Understanding energy partitioning in broiler breeders is needed to provide efficiency indicators for breeding purposes. This study compared 4 nonlinear models partitioning metabolizable energy (ME) intake to BW, average daily gain (ADG), and egg mass (EM) and described the effect of BW and rearing photoperiod on energy partitioning. Ross 708 broiler breeders (n = 180) were kept in 6 pens, controlling individual BW of free run birds with precision feeding stations. Half of the birds in each chamber were assigned to the breeder-recommended target BW curve (Standard) or to an accelerated target BW curve reaching the 21-week BW at week 18 (High).
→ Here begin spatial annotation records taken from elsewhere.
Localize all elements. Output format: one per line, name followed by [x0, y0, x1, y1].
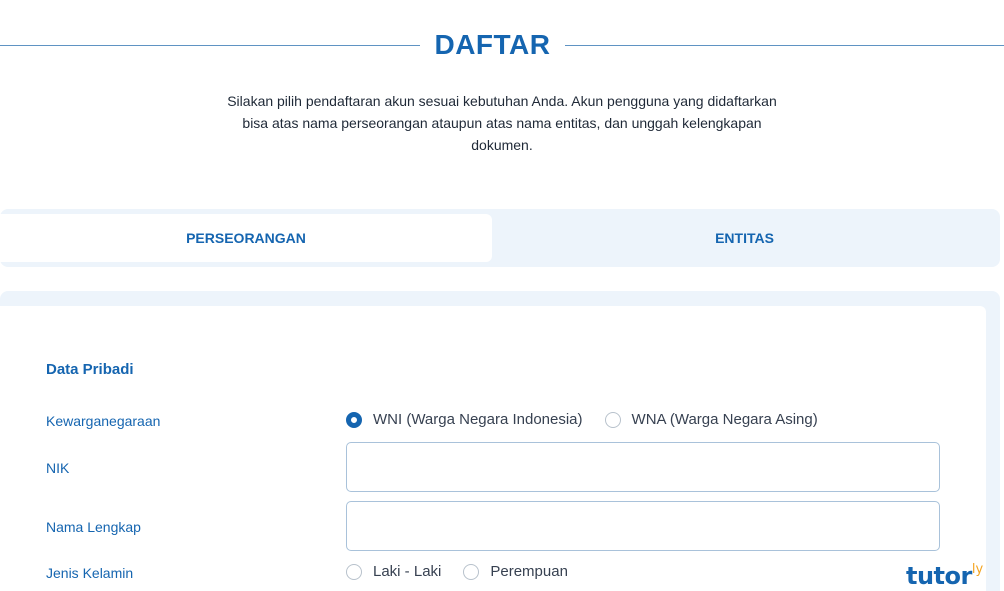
title-divider-left [0, 45, 420, 46]
gender-option-female-label: Perempuan [490, 563, 568, 580]
gender-label: Jenis Kelamin [46, 565, 134, 581]
page-title: DAFTAR [434, 29, 551, 60]
page-header: DAFTAR [0, 26, 1004, 66]
citizenship-option-wna-label: WNA (Warga Negara Asing) [631, 411, 818, 428]
citizenship-option-wni-label: WNI (Warga Negara Indonesia) [373, 411, 583, 428]
registration-type-tabs: PERSEORANGAN ENTITAS [0, 209, 1000, 267]
section-title: Data Pribadi [46, 361, 134, 378]
citizenship-label: Kewarganegaraan [46, 413, 161, 429]
logo-suffix: ly [971, 562, 984, 577]
gender-radio-group: Laki - Laki Perempuan [346, 563, 590, 580]
radio-unselected-icon[interactable] [604, 411, 621, 428]
logo-brand: tutor [906, 562, 972, 590]
tab-perseorangan[interactable]: PERSEORANGAN [0, 214, 492, 262]
citizenship-option-wni[interactable]: WNI (Warga Negara Indonesia) [346, 411, 583, 428]
intro-line-2: bisa atas nama perseorangan ataupun atas… [242, 115, 762, 131]
tutorly-logo: tutorly [906, 557, 983, 591]
tab-entitas[interactable]: ENTITAS [492, 214, 997, 262]
intro-text: Silakan pilih pendaftaran akun sesuai ke… [160, 90, 844, 156]
registration-page: DAFTAR Silakan pilih pendaftaran akun se… [0, 0, 1004, 591]
radio-unselected-icon[interactable] [463, 563, 480, 580]
intro-line-1: Silakan pilih pendaftaran akun sesuai ke… [227, 93, 777, 109]
radio-selected-icon[interactable] [346, 411, 362, 428]
citizenship-radio-group: WNI (Warga Negara Indonesia) WNA (Warga … [346, 411, 840, 428]
gender-option-male[interactable]: Laki - Laki [346, 563, 441, 580]
gender-option-female[interactable]: Perempuan [463, 563, 568, 580]
full-name-label: Nama Lengkap [46, 519, 141, 535]
nik-input[interactable] [346, 442, 940, 492]
intro-line-3: dokumen. [471, 137, 533, 153]
gender-option-male-label: Laki - Laki [373, 563, 442, 580]
nik-label: NIK [46, 460, 70, 476]
citizenship-option-wna[interactable]: WNA (Warga Negara Asing) [604, 411, 818, 428]
title-divider-right [565, 45, 1004, 46]
full-name-input[interactable] [346, 501, 940, 551]
radio-unselected-icon[interactable] [346, 563, 362, 580]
Pairs of chambers were randomly assigned to 8L:16D, 10L:14D, or 12L:12D rearing photoschedules and photostimulated with 16L:8D at week 21. Model [I] was: MEI_d = a × BW^b + c × ADG × BW^d + e × EM + ε, where MEI_d = daily ME intake (kcal/day); BW in kg; ADG in g/day; EM in g/day. Models [II–IV] were nonlinear mixed versions of model [I] and included individual [II], age-related [III], or both individual and age-related [IV] random terms to explain these sources of variation in maintenance requirement (a). Differences were reported as significant at P ≤ 0.05. The mean square error was 2,111, 1,532, 1,668, and 46 for models [I–IV] respectively, inferring extra random variation was explained by incorporating 1 or 2 random terms. Estimated ME partitioned to maintenance [IV] was 130.6 ± 1.15 kcal/kg^0.58, and the ME requirement for ADG and EM were 0.63 ± 0.03 kcal/g/kg^0.54 and 2.42 ± 0.04 kcal/g, respectively. During the laying period, maintenance estimates were 124.2 and 137.4 kcal/kg^0.58 for standard and high BW treatment, and 130.7, 132.2, and 129.5 kcal/kg^0.58 for the 8L:16D, 10L:14D, or 12L:12D treatments, respectively. Although hens on the standard BW treatment with a 12L:12D rearing photoschedule were most energetically conservative, their reproductive performance was the poorest. Model IV provided a new biologically sound method for estimation of life-time energy partitioning in broiler breeders including an age-related random term.